No wonder. The last time Washington had a white Christmas was at least 10 years ago, Barnes said. And that was BW (before Watergate).

Maybe we're being punished. Maybe somebody up there is trying to tell us something. What does it all mean?

"Go to the Poconos. They already have some snow," said Barnes.

The Poconos? Heart-shaped bathtubs and Henny Youngman jokes?

"Well, New England will probably have a white Christmas, too," said Barnes.

That's more like it. Crackling fires and L.L. Bean blankets.

But what about Washington? Republicans are muttering that Ronald Reagan would have arranged a white Christmas this year if the Carters had moved out of the White House early. But oh nooooo. The Carters stayed and made their own. So who cares if it is fake snow?

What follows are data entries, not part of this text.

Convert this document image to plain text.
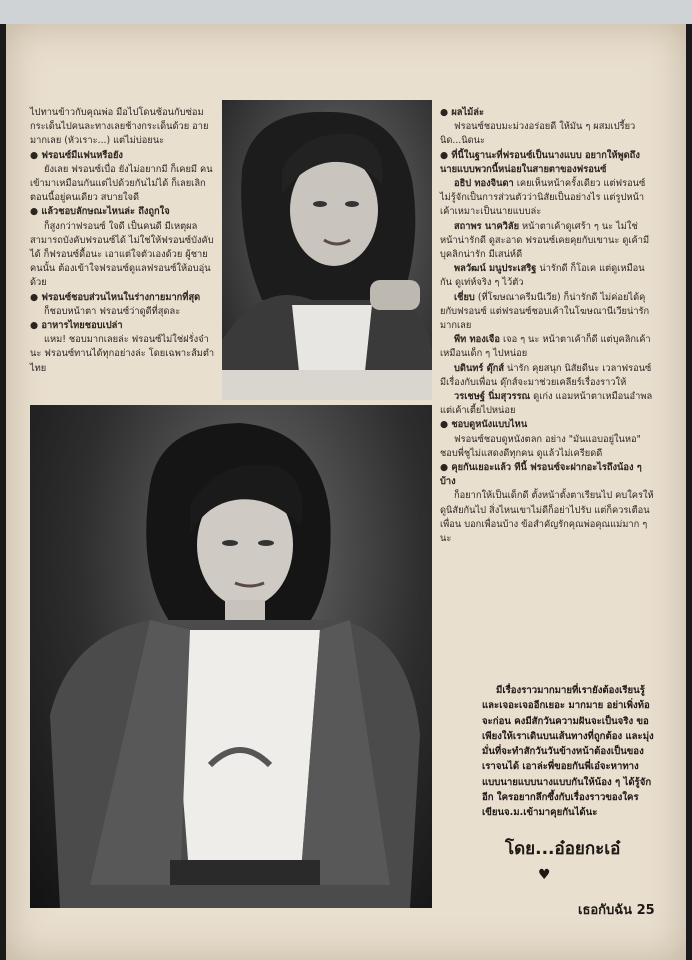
ไปทานข้าวกับคุณพ่อ มือไปโดนช้อนกับซ่อม กระเด็นไปคนละทางเลยช้างกระเด็นด้วย อาย มากเลย (หัวเราะ...) แต่ไม่บ่อยนะ

● ฟรอนซ์มีแฟนหรือยัง

ยังเลย ฟรอนซ์เบื่อ ยังไม่อยากมี ก็เคยมี คนเข้ามาเหมือนกันแต่ไปด้วยกันไม่ได้ ก็เลยเลิก ตอนนี้อยู่คนเดียว สบายใจดี

● แล้วชอบลักษณะไหนล่ะ ถึงถูกใจ

ก็สูงกว่าฟรอนซ์ ใจดี เป็นคนดี มีเหตุผล สามารถบังคับฟรอนซ์ได้ ไม่ใช่ให้ฟรอนซ์บังคับได้ ก็ฟรอนซ์ดื้อนะ เอาแต่ใจตัวเองด้วย ผู้ชายคนนั้น ต้องเข้าใจฟรอนซ์ดูแลฟรอนซ์ให้อบอุ่นด้วย

● ฟรอนซ์ชอบส่วนไหนในร่างกายมากที่สุด

ก็ชอบหน้าตา ฟรอนซ์ว่าดูดีที่สุดละ

● อาหารไทยชอบเปล่า

แหม! ชอบมากเลยล่ะ ฟรอนซ์ไม่ใช่ฝรั่งจ๋า นะ ฟรอนซ์ทานได้ทุกอย่างล่ะ โดยเฉพาะส้มตำไทย

● ผลไม้ล่ะ

ฟรอนซ์ชอบมะม่วงอร่อยดี ให้มัน ๆ ผสมเปรี้ยวนิด...นิดนะ

● ที่นี้ในฐานะที่ฟรอนซ์เป็นนางแบบ อยากให้พูดถึงนายแบบพวกนี้หน่อยในสายตาของฟรอนซ์

อธิป ทองจินดา เคยเห็นหน้าครั้งเดียว แต่ฟรอนซ์ไม่รู้จักเป็นการส่วนตัวว่านิสัยเป็นอย่างไร แต่รูปหน้าเค้าเหมาะเป็นนายแบบล่ะ

สถาพร นาควิลัย หน้าตาเค้าดูเศร้า ๆ นะ ไม่ใช่หน้าน่ารักดี ดูสะอาด ฟรอนซ์เคยคุยกับเขานะ ดูเค้ามีบุคลิกน่ารัก มีเสน่ห์ดี

พลวัฒน์ มนูประเสริฐ น่ารักดี ก็โอเค แต่ดูเหมือนกัน ดูเท่ห์จริง ๆ ไว้ตัว

เชี่ยบ (ที่โฆษณาครีมนีเวีย) ก็น่ารักดี ไม่ค่อยได้คุยกับฟรอนซ์ แต่ฟรอนซ์ชอบเค้าในโฆษณานีเวียน่ารักมากเลย

พีท ทองเจือ เจอ ๆ นะ หน้าตาเค้าก็ดี แต่บุคลิกเค้าเหมือนเด็ก ๆ ไปหน่อย

บดินทร์ ดุ๊กส์ น่ารัก คุยสนุก นิสัยดีนะ เวลาฟรอนซ์มีเรื่องกับเพื่อน ดุ๊กส์จะมาช่วยเคลียร์เรื่องราวให้

วรเชษฐ์ นิ่มสุวรรณ ดูเก่ง แอมหน้าตาเหมือนอำพล แต่เค้าเตี้ยไปหน่อย

● ชอบดูหนังแบบไหน

ฟรอนซ์ชอบดูหนังตลก อย่าง "มันแอบอยู่ในหอ" ชอบพี่ชูไม่แสดงดีทุกคน ดูแล้วไม่เครียดดี

● คุยกันเยอะแล้ว ทีนี้ ฟรอนซ์จะฝากอะไรถึงน้อง ๆ บ้าง

ก็อยากให้เป็นเด็กดี ตั้งหน้าตั้งตาเรียนไป คบใครให้ดูนิสัยกันไป สิ่งไหนเขาไม่ดีก็อย่าไปรับ แต่ก็ควรเตือนเพื่อน บอกเพื่อนบ้าง ข้อสำคัญรักคุณพ่อคุณแม่มาก ๆ นะ

มีเรื่องราวมากมายที่เรายังต้องเรียนรู้และเจอะเจออีกเยอะ มากมาย อย่าเพิ่งท้อจะก่อน คงมีสักวันความฝันจะเป็นจริง ขอเพียงให้เราเดินบนเส้นทางที่ถูกต้อง และมุ่งมั่นที่จะทำสักวันวันข้างหน้าต้องเป็นของเราจนได้ เอาล่ะพี่ขอยกันพี่เอ๋จะหาทางแบบนายแบบนางแบบกันให้น้อง ๆ ได้รู้จักอีก ใครอยากลึกซึ้งกับเรื่องราวของใคร เขียนจ.ม.เข้ามาคุยกันได้นะ

โดย...อ๋อยกะเอ๋
♥
เธอกับฉัน 25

"Actually, it's not fake, it's man-made," said Cindi DiMaggio, spokesman for Wintergreen Ski resort outside of Charlottesville, Va. The resort has 12 to 36 inches of ersatz snow on the slopes.

"We haven't had any snow at all this year," said DiMaggio. "Not a flake.

Depressing isn't it?"

DiMaggio can't remember when they last had a white Christmas. "I guess they used to have them," she sighed.

It's a good thing Bing Crosby isn't alive to see this.

"We have 10 inches of natural man-made snow right now," said Horst Locher, ski director at Bryce Mountain resort in Virginia. Natural?

"Well, you know, it's man-made, but it looks natural."

Locher said they've had a few flurries, but not enough for a white Christmas. "The hills are white, but not the air," he said. "I can't tell you the last time we had a white Christmas. I've been here since 1966. I know we must have had one or two."

Several recent Christmases have, in fact, been shirtsleeve weather. Nothing shatters the Yuletide spirit more than to see hordes of children trying to tobogan down bare hills in their t-shirts.

"Actually, the chances of Washington having a white Christmas are rather poor," said Betty Shoemaker, a specialist with the National Weather Service.

In fact, she said, Washington has a white Christmas only once every 12 years.

In 1976, there was a trace of snow. In 1970, there were a few flurries. In 1969, Washington hit the jackpot with four inches of snow.

"That was a run on white Christmases during the 1960s, she said. Prior to that, December 25ths in Washington were snowless from 1945 to 1960, lean years for the Norman Rockwell set.

Betty Shoemaker isn't hoping for a white Christmas this year. "For one thing, I might get called into work."